Altre disposizioni penali possono pure entrare in considerazione: art. 219 CP Violazione del dovere di assistenza (o educazione); art. 188 CP Atti sessuali con persone dipendenti; art. 191 CP Atti sessuali con persone incapaci di discernimento o inette a resistere; art. 197 Pornografia; art. 198 cpv. 2 CP: Molestie per vie di fatto o mediante parole.
Mezzi di difesa (contro le molestie sessuali)
Si tratta degli stessi strumenti di difesa sopra esposti per le altre discriminazioni
riconducibili al sesso.
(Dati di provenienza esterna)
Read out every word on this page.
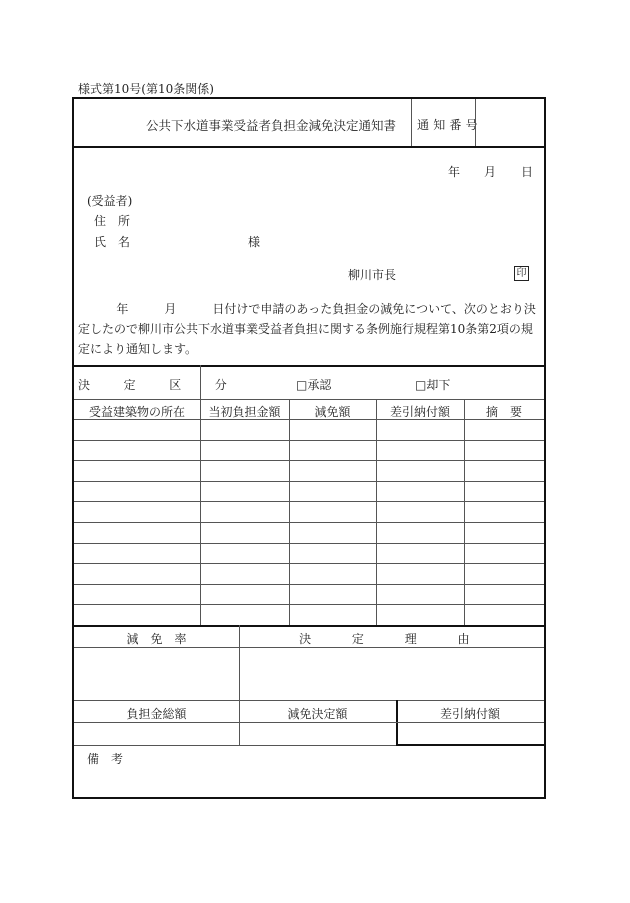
様式第10号(第10条関係)
公共下水道事業受益者負担金減免決定通知書 通知番号
年 月 日
(受益者)
住　所
氏　名	様
柳川市長	印
年	月	日付けで申請のあった負担金の減免について、次のとおり決定したので柳川市公共下水道事業受益者負担に関する条例施行規程第10条第2項の規定により通知します。
決　定　区　分	□承認	□却下
受益建築物の所在	当初負担金額	減免額	差引納付額	摘　要
減　免　率	決　定　理　由
負担金総額	減免決定額	差引納付額
備　考
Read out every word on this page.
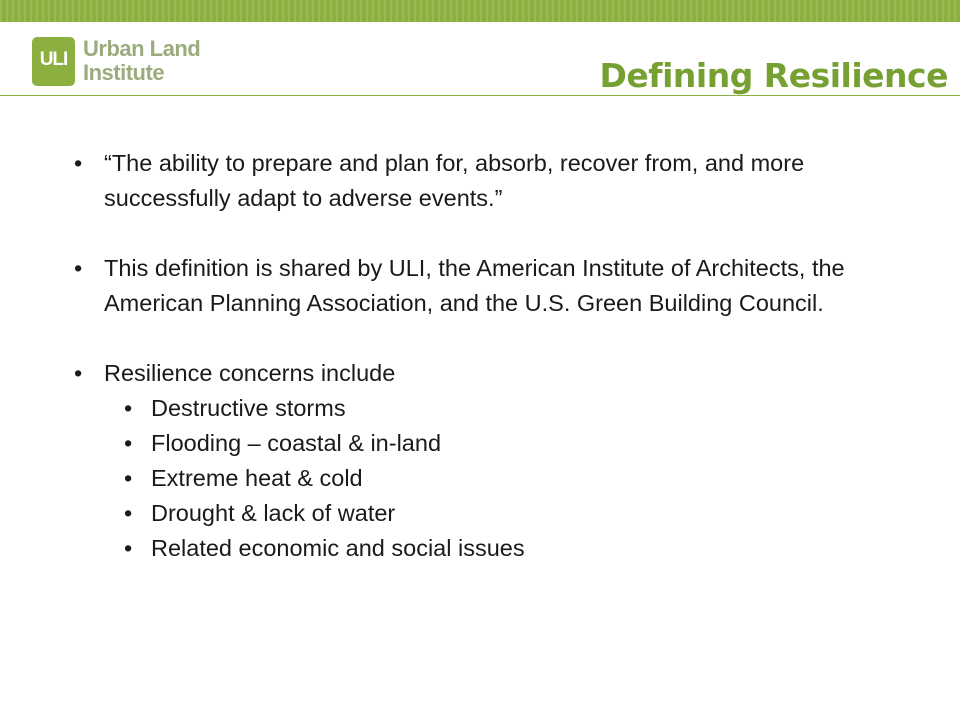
ULI Urban Land Institute	Defining Resilience
• “The ability to prepare and plan for, absorb, recover from, and more successfully adapt to adverse events.”
• This definition is shared by ULI, the American Institute of Architects, the American Planning Association, and the U.S. Green Building Council.
• Resilience concerns include
• Destructive storms
• Flooding – coastal & in-land
• Extreme heat & cold
• Drought & lack of water
• Related economic and social issues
In ogni modo, la questione delle molestie sessuali è trattata in maniera particolare per ciò che concerne l’onere della prova e il risarcimento (art. 5 cpv. 2 e 3 e art. 6 LPar). La vittima della molestia sessuale non beneficia di alleviamento dell’onere della prova. La prova dovrà essere fornita secondo le regole generali di cui all’art. 8 CC. Per ciò che concerne l’indennizzo, la vittima può esigerlo dal datore di lavoro, anche quando questi non sia personalmente responsabile dell’offesa. Infatti, spetta proprio a lui prevenire o far cessare le molestie in ambito aziendale. Potrà liberarsene, dimostrando di aver adottato diligentemente ogni necessaria precauzione del caso.
La vittima potrà comunque agire per danno contro il datore di lavoro sulla base degli articoli 328 CO e 27-28 CC, come pure contro l’autore delle molestie, ai sensi degli articoli 41 e ss. CO (atto illecito). La molestia sessuale potrebbe configurare una denuncia all’ispettorato del lavoro, in considerazione degli obblighi legali del datore di lavoro di vigilare sulla salute dei collaboratori (art. 6 LL).